Originally published in the local Resident’s Association magazine in Poole, 2006
Remember, remember the 28th October to 12th November
In 2005 they started on the 28th, three days before Halloween, built to a crescendo on the 31st then lapsed into spurts and odd bangs until the 4th. Then they started up in earnest for three days, the peak being the extremely loud explosions which started at 11.48 p.m. on the 5th (you notice the time when you’re woken suddenly and fall out of bed), though the odd bangers at 2 a.m. on the 6th were annoying too. It was hard to tell any difference between Saturday the 5th and Sunday the 6th, but then the parties died down slowly over the week. The finale was Saturday 12th with a small local set of explosions around 9 p.m., followed by a distant display (probably at Sandbanks) at five to one in the morning.
I’m as keen as anyone on fireworks displays. I know my Vesuvius from my Catherine Wheel, not that I ever managed to get the latter to spin. I watched the Millenium fireworks at midnight on Bournemouth beach, I love Disney firework displays and the Bournemouth and Poole 10 p.m. displays in the summer. I’m the first to light the blue touch paper when kids are about and have the singed eyebrows and scarred hands to prove it.
When I was a lad (and you could buy a car, go on holiday, get blind drunk every night for two weeks and still be left with change from half a crown), firework night was the 5th November. There were exceptions. If it rained heavily, the next day took over. If the 5th fell on Thursday, you’d expect Friday bonfires. If it were on Sunday, most people shifted the fireworks back to Saturday, with a few straggling on to Monday. I should explain that way back then, Sunday was held to have a special quality which rendered it unsuitable for violent noises. People could shut up their pets pretty secure in the knowledge of when the explosions were going to take place.
It has spread out, first over a week then over a fortnight. An American version of Halloween is fast replacing Guy Fawkes Night, but the British fireworks night is getting combined with it on the 31st October. Mostly, if you don’t have pets, the time spread isn’t a huge problem, especially when the display takes place at 6 p.m. or 7 p.m when most people have bonfire parties for kids. I still think that 11.48 p.m. start was totally unjustified, but at least on the 5th November I realized quickly enough that Blair hadn’t persuaded Bush to bomb Poole.
But what about mid-July? Or mid-August? Most years there are three or four summer parties which include fireworks at midnight. One house has a 2 a.m. firework display on a Saturday night (or rather Sunday morning), at least once a year. I don’t have pets, but I’ve comforted small children screaming in terror as explosions and stars suddenly burst outside their bedroom windows. What kind of person decides to wake up everyone within a mile radius? Not with an unplanned and suddenly noisy party, but with a pre-planned firework display at 2 a.m.? They woke six adults and two small children in our house alone. The midnight ones are pretty thoughtless, but I can see some people thinking that’s an outside limit … but where do the five to one and 2 a.m. ones come from? Don’t the guests feel guilty? Don’t any of them remonstrate with their hosts?

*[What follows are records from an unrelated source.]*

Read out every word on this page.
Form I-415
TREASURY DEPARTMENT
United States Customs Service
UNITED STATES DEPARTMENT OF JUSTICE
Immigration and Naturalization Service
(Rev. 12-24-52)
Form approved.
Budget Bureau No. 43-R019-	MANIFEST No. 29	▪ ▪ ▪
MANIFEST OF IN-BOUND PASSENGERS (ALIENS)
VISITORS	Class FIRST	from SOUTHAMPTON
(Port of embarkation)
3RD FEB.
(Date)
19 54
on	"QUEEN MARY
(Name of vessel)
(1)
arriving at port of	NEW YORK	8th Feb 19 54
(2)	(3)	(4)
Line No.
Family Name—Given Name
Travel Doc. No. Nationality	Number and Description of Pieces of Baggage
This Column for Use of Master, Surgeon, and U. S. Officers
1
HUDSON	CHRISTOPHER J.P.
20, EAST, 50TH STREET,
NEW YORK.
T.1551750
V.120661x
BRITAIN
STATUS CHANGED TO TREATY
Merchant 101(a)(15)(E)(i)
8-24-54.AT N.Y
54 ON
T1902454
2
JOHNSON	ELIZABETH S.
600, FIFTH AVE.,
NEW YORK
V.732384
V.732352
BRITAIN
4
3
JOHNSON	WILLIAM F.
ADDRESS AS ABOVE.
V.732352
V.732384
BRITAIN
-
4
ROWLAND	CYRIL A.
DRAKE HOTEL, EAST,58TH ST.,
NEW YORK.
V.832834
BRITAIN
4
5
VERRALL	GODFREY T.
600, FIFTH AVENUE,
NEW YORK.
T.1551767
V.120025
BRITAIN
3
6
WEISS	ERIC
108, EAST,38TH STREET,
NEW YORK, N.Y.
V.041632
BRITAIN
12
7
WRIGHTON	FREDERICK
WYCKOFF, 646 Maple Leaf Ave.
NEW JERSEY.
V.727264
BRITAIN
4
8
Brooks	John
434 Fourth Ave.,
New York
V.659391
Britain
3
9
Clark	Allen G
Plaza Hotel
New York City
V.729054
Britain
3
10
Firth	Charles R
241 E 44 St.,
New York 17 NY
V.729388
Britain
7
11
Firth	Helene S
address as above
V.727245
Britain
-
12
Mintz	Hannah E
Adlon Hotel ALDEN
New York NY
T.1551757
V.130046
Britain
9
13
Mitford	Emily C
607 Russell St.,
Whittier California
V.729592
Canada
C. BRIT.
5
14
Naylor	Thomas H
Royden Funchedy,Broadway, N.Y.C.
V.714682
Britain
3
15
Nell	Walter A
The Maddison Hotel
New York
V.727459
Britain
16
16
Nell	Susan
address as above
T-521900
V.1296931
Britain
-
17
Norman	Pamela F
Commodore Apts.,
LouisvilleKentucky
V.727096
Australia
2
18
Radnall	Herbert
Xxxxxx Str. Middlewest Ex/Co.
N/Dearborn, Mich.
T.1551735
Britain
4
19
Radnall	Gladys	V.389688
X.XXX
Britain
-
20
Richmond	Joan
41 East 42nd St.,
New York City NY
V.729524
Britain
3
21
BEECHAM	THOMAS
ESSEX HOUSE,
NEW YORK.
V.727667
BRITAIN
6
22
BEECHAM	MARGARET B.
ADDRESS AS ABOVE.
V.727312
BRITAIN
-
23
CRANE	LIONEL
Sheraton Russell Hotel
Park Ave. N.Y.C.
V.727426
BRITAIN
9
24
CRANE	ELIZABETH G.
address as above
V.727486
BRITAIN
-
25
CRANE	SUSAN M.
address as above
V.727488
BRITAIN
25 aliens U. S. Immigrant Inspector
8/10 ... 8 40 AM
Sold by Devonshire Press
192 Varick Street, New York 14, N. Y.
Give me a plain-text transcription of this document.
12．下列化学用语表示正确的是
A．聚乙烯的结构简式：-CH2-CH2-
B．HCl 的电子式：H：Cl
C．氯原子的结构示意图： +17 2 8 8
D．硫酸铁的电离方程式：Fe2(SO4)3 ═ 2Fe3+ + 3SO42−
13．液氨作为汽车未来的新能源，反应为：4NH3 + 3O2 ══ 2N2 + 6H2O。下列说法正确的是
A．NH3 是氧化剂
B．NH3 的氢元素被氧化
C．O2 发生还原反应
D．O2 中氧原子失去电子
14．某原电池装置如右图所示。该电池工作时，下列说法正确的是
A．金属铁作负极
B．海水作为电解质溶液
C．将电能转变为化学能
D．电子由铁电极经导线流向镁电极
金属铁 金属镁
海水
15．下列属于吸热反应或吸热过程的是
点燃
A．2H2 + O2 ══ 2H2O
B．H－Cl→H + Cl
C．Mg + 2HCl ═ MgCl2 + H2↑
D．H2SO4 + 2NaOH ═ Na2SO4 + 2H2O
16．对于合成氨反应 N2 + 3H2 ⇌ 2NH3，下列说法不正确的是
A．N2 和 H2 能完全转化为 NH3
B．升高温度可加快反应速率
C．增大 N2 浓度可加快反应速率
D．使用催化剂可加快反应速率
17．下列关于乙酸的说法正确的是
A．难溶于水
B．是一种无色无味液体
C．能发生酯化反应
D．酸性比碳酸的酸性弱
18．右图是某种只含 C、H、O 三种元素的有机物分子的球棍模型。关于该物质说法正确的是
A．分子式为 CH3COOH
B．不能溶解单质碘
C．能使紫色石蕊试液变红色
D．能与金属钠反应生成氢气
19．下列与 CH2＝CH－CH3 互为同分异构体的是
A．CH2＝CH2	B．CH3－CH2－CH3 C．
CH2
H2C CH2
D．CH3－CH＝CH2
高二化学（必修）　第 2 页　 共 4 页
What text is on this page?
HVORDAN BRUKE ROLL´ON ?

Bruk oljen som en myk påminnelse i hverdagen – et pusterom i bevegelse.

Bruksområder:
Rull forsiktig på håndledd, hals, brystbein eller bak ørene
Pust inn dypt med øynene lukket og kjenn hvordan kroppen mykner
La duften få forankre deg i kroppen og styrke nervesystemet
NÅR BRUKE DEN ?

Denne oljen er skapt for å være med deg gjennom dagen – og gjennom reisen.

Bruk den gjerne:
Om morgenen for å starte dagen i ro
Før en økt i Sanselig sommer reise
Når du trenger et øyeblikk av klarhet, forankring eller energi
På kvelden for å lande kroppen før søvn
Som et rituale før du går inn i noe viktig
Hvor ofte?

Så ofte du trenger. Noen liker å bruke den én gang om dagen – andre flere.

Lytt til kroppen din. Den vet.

Anyway, there’s legislation now coming into place which should ban private firework displays out of season (i.e. around the November 5th period and December 31st). Not that anyone will ever be prosecuted. Who’s going to get dressed and drive around at 2 a.m. seeking the source, then getting extra witnesses? And a £30 rocket is a damp squib compared to the stuff that’s going up in these displays. I’d say £1000 was at the conservative end of the cost of them. And they might get fined £100. It’s another unenforceable law, to be filed with high-speed cycling on the prom, not letting your dog foul the pavement and not dropping litter. If you woke up an entire council estate you might get an ASBO, but in the leafier parts of Poole, house owners, like developers, don’t get ASBOs.